Vy = 11.2 m/s * sin(25.2 degrees)
Vy ≈ 4.77 m/s (rounded to two decimal places)
t = (2 * 4.77 m/s) / 9.8 m/s^2
t ≈ 0.97 s (rounded to two decimal places)
Step 3: Calculate the horizontal distance.
The horizontal distance can be found using the equation:
d = Vx * t
where d is the horizontal distance, Vx is the horizontal component of velocity (10.12 m/s), and t is the time of flight (0.97 s).
d = 10.12 m/s * 0.97 s
d ≈ 9.82 m (rounded to two decimal places)
Therefore, the long jumper jumps approximately 9.82 meters.
To find the maximum height the long jumper reaches, we can use the vertical component of his velocity.
Step 4: Find the maximum height.
The maximum height can be found using the equation:
h = (Vy^2) / (2 * g)
where h is the maximum height, Vy is the vertical component of velocity (4.77 m/s), and g is the acceleration due to gravity (9.8 m/s^2).
h = (4.77 m/s)^2 / (2 * 9.8 m/s^2)
h ≈ 1.16 m (rounded to two decimal places)
Therefore, the long jumper reaches a maximum height of approximately 1.16 meters.
To find the distance the long jumper jumps, we can use the horizontal component of his velocity and the time he spends in the air.
The horizontal component of the velocity (Vx) can be found using trigonometry:
Vx = v * cosθ
Where v is the initial velocity (11.2 m/s in this case) and θ is the angle with respect to the horizontal (25.2° in this case).
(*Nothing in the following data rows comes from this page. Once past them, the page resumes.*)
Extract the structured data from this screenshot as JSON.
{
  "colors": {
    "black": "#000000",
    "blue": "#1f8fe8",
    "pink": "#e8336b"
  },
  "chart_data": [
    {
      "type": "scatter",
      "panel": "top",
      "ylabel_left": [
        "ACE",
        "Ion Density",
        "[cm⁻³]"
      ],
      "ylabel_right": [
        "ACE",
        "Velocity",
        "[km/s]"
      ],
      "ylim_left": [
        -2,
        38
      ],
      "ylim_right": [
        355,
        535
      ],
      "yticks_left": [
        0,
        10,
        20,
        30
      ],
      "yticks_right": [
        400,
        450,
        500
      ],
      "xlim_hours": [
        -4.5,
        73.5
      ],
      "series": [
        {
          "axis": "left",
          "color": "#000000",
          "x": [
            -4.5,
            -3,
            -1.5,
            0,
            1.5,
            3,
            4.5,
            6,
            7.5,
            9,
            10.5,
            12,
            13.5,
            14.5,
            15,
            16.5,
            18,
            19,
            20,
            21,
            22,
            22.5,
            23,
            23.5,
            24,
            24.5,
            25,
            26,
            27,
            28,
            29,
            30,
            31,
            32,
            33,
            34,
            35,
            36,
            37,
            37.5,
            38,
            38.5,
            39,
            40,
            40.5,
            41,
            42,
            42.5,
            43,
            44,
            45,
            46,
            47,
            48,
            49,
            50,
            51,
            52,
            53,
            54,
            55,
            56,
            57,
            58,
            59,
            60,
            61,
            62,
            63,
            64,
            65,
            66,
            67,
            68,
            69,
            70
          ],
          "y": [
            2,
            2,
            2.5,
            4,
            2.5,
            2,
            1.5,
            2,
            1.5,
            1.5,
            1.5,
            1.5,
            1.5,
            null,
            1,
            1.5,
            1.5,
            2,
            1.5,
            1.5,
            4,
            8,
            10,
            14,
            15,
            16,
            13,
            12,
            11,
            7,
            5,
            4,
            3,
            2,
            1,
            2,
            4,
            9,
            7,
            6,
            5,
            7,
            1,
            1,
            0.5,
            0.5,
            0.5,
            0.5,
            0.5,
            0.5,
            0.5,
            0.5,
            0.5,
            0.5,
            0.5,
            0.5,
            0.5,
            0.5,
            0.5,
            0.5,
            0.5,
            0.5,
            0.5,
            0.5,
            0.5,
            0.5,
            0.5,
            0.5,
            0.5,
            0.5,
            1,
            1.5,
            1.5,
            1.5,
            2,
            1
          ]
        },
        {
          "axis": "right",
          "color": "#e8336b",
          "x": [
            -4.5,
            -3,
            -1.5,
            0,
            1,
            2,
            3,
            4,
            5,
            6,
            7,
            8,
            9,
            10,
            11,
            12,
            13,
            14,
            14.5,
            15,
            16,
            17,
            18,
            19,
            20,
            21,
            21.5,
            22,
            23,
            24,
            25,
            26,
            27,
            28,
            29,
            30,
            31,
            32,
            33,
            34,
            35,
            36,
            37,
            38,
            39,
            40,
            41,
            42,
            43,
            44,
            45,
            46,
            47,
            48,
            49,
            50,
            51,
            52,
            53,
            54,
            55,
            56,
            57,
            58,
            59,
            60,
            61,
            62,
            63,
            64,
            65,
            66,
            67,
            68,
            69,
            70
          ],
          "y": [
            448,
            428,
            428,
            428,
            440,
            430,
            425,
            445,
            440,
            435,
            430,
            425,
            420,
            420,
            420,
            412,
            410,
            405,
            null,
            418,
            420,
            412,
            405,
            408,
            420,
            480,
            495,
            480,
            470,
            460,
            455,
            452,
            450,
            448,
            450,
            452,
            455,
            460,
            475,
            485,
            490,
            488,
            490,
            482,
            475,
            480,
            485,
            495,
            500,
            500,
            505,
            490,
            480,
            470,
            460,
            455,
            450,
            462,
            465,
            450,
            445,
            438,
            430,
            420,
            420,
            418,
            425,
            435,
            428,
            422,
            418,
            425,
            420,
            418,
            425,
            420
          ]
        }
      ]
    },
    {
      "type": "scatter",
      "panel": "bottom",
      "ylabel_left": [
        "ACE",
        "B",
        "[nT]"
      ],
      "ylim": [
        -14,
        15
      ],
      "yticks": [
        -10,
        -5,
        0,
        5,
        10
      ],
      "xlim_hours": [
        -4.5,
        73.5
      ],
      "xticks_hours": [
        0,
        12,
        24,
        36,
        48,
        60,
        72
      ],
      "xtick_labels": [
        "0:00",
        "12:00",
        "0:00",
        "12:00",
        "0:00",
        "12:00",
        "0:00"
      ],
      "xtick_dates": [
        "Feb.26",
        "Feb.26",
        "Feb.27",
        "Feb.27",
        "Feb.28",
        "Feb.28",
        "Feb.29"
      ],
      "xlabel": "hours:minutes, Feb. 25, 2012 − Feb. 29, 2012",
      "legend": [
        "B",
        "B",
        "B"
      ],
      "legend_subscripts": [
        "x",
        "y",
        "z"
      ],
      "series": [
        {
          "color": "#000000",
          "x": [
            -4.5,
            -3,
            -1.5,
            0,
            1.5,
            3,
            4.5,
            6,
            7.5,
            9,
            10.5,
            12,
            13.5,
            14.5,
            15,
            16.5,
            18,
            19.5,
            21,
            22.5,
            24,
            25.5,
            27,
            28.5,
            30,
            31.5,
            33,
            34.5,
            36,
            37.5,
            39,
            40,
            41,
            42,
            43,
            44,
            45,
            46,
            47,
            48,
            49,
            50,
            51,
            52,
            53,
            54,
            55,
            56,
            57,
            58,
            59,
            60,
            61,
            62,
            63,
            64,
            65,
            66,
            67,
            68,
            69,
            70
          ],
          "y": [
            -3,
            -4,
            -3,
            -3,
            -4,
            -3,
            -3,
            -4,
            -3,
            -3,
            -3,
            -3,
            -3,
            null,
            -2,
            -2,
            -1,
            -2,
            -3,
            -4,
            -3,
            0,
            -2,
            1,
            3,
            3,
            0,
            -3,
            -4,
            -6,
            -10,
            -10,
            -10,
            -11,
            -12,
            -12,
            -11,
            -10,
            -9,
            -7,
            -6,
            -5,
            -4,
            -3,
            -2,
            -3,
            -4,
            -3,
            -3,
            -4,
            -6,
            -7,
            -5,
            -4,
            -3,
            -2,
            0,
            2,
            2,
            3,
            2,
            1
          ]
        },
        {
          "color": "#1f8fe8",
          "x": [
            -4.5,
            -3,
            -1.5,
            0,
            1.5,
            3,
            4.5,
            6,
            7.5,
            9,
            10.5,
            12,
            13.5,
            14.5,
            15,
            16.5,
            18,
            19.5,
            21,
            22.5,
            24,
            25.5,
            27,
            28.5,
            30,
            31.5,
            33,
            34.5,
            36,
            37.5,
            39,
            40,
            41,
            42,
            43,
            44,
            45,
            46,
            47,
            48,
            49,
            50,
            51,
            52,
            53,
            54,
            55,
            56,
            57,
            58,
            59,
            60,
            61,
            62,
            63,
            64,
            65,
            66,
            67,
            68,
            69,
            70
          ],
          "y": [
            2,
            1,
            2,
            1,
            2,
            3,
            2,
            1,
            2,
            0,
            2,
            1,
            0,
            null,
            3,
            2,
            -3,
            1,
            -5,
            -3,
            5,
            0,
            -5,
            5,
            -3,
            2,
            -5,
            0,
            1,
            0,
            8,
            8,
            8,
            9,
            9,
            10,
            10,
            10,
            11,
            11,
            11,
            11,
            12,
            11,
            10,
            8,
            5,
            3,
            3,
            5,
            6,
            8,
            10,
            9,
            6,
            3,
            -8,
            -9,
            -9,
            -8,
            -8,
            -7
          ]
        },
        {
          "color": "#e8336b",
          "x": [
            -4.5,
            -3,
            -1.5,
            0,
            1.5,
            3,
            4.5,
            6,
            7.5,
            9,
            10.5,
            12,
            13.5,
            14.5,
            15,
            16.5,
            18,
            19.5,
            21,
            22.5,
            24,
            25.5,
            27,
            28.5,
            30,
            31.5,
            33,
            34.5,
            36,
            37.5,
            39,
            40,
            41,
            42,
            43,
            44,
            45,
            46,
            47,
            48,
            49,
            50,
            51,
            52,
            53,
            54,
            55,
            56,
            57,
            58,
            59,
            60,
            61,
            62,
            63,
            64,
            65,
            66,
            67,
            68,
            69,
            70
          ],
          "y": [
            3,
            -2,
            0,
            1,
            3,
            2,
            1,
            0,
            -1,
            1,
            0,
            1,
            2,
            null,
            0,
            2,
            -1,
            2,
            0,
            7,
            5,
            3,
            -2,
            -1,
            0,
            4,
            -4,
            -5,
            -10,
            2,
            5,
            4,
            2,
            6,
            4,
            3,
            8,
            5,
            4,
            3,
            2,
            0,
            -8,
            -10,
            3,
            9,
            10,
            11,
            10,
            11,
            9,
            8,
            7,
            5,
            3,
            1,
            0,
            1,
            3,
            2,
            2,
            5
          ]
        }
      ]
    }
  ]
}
Vx = 11.2 m/s * cos(25.2°)
Vx ≈ 10.057 m/s
The time the jumper spends in the air can be calculated using the vertical component of the velocity and the acceleration due to gravity:
Vy = v * sinθ
Where v is the initial velocity (11.2 m/s) and θ is the angle with respect to the horizontal (25.2°).
The time of flight (t) can be found using the formula:
t = 2 * Vy / g
Where g is the acceleration due to gravity (9.8 m/s²).
t = 2 * 11.2 m/s * sin(25.2°) / 9.8 m/s²
t ≈ 1.622 s
Now, we can calculate the distance jumped (D) using the horizontal component of the velocity and the time of flight:
D = Vx * t
D = 10.057 m/s * 1.622 s
D ≈ 16.316 m
So, the long jumper jumps approximately 16.316 meters.
To find the maximum height reached by the jumper, we can use the formula for projectile motion.
The maximum height (H) can be found using the vertical component of the velocity (Vy) and the time of flight (t):
H = Vy² / (2 * g)
H = (11.2 m/s * sin(25.2°))² / (2 * 9.8 m/s²)
H ≈ 1.100 m
So, the long jumper reaches a maximum height of approximately 1.100 meters.